I believe it was the Bennett government who began applying the TFL system, but it did begin with the Coalition/Liberal government.
But it was under Bennett that the nasty stuff started happening.
A lot of small independant loggers were run right out of business because of it.
And remember Bob Sommers?
He and a couple of buddies got some serious jail time for taking payoffs, but it is generally believed that Mr.Sommers took the fall for others who were in on it.
I was a kid on the coast at the time, and I can tell you it was devastating for many of the small private logging companies.
Not all of the little guys were able to sell out in time to the bigger guns because they were run out instead.
Let's hope we never go that way again,it was pretty nasty business.
Back then, a lot of the small guys were already on their way out, Andy.

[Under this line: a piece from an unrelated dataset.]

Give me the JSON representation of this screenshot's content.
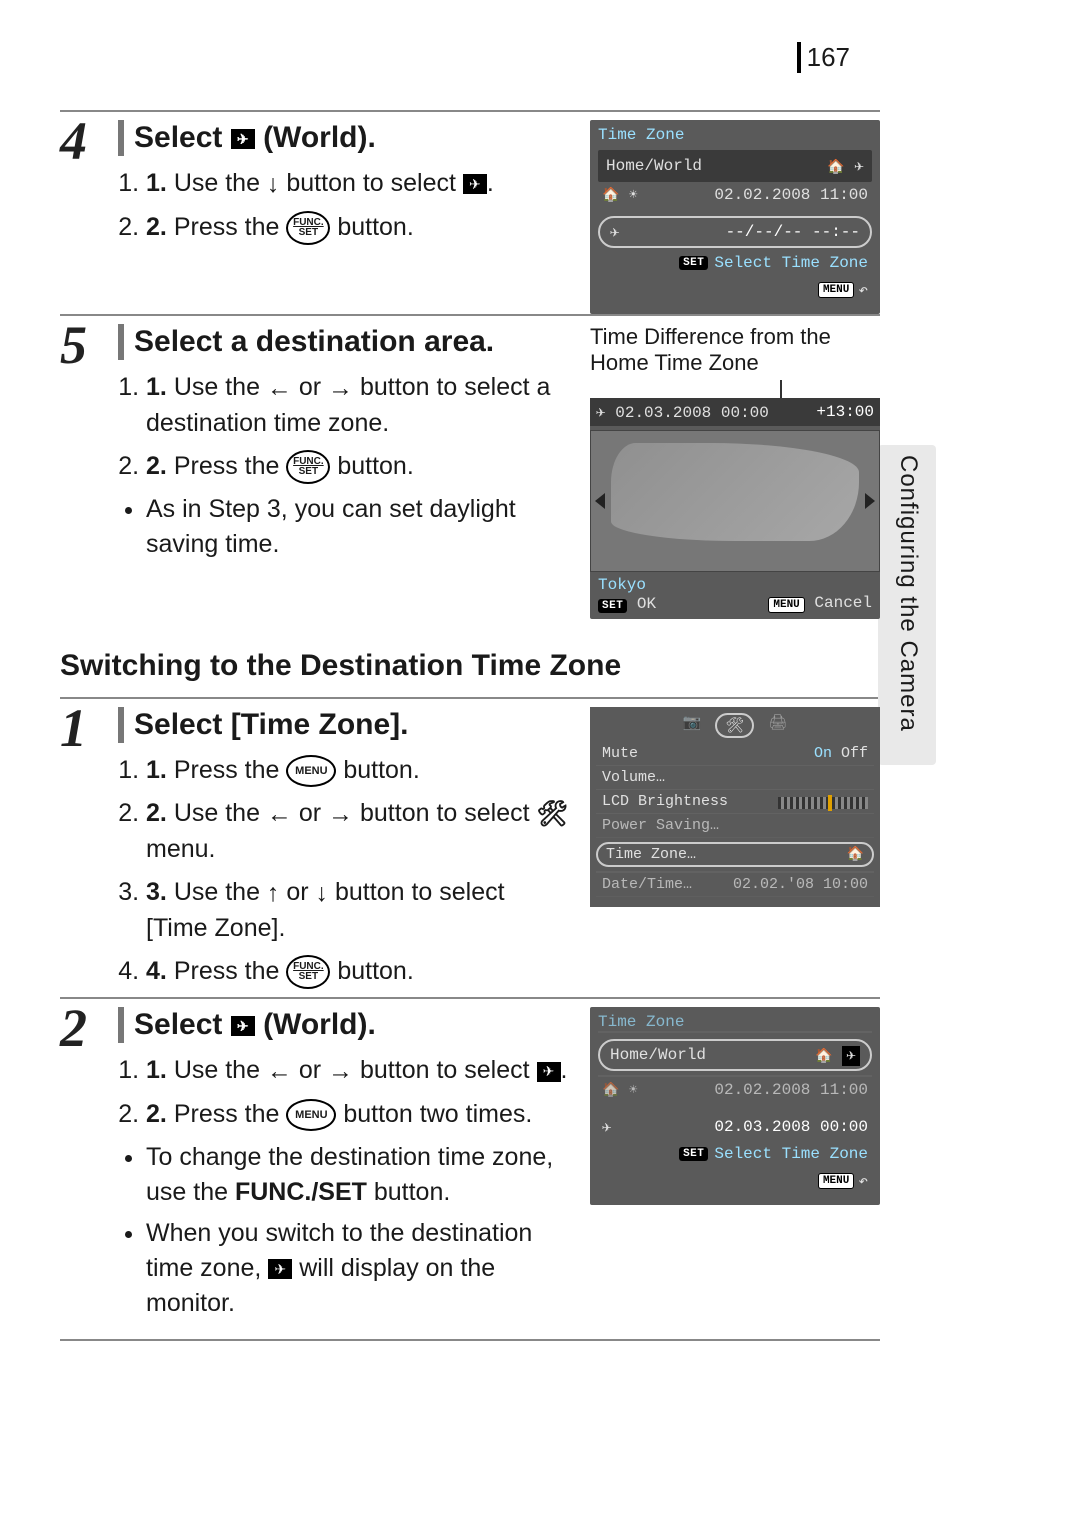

They wouldn't have lasted, even if there had been no TFL's. There just wasn't enough money in logging. Not to take out a living and continually upgrade and/or replace equipment, too. Not when the cost of that equipment, and everything else, was continually going up ever faster through 'inflation'.

Some of the bigger Coastal independents, like that self-styled "Bull of the Woods" Gordon Gibson, Sr., and several others, made most of their dough during the War.

They didn't have two-cents to rub together before the War; a lot of them often couldn't even afford to pay their crews. (After a few missed payrolls, the 'boys' were referred to as being 'partners' in the outfit. Whether they wanted to be or not! That kind of crap was one of the things that got the IWA going.)

But a lot of them, like the Gibsons, were good Federal and BC Liberals, (now there's an oxymoron, if ever there was one ~ is there any such thing as a 'good' Liberal?). And as well as having an unlimited demand from the Government for timber during the War, the patronage in awarding 'cost-plus' wartime contracts to log land for air bases, etc. was far more blatant than anything that Waccy's crowd got mixed up in later. That's what set most of them up. They didn't do quite as well as H R MacMillan, though. He went to Ottawa to aid the War effort as a "dollar a year" man. That was a "dollar a year" and all he could pocket! Which was plenty.

When the TFLs were being handed out, a lot of the bigger independents lobbied and got 'contractor clauses' inserted in the Licence's terms. That reserved a set percentage of the timber that had to be cut by 'contractors'. Most of them did far better at that than they ever did when they had to worry about marketing logs themselves, and bidding against one another for the next patch of timber.

If the previous 'timber sale' set-up had been retained and they'd been charged even part of what it cost to 're-forest', and they were still 'independents' they'd have been finished.

Sommers, like you say, was probably the 'fall guy'. What did he get out of it, the actual 'bribes' he was supposed to have taken, himself? A new rug for his house, or something? Naive, rather than crooked, I'd say.

The President of BC Forest Products, the Company that received the TFL there'd been so much allegations of 'bribery' over, committed suicide. Lots of mystery about the whole affair, but one thing's certain. The BC Liberals were as much the Party of 'dirty tricks' then as they are today. Anything Waccy did, was probably a case of trying to fight "fire with fire".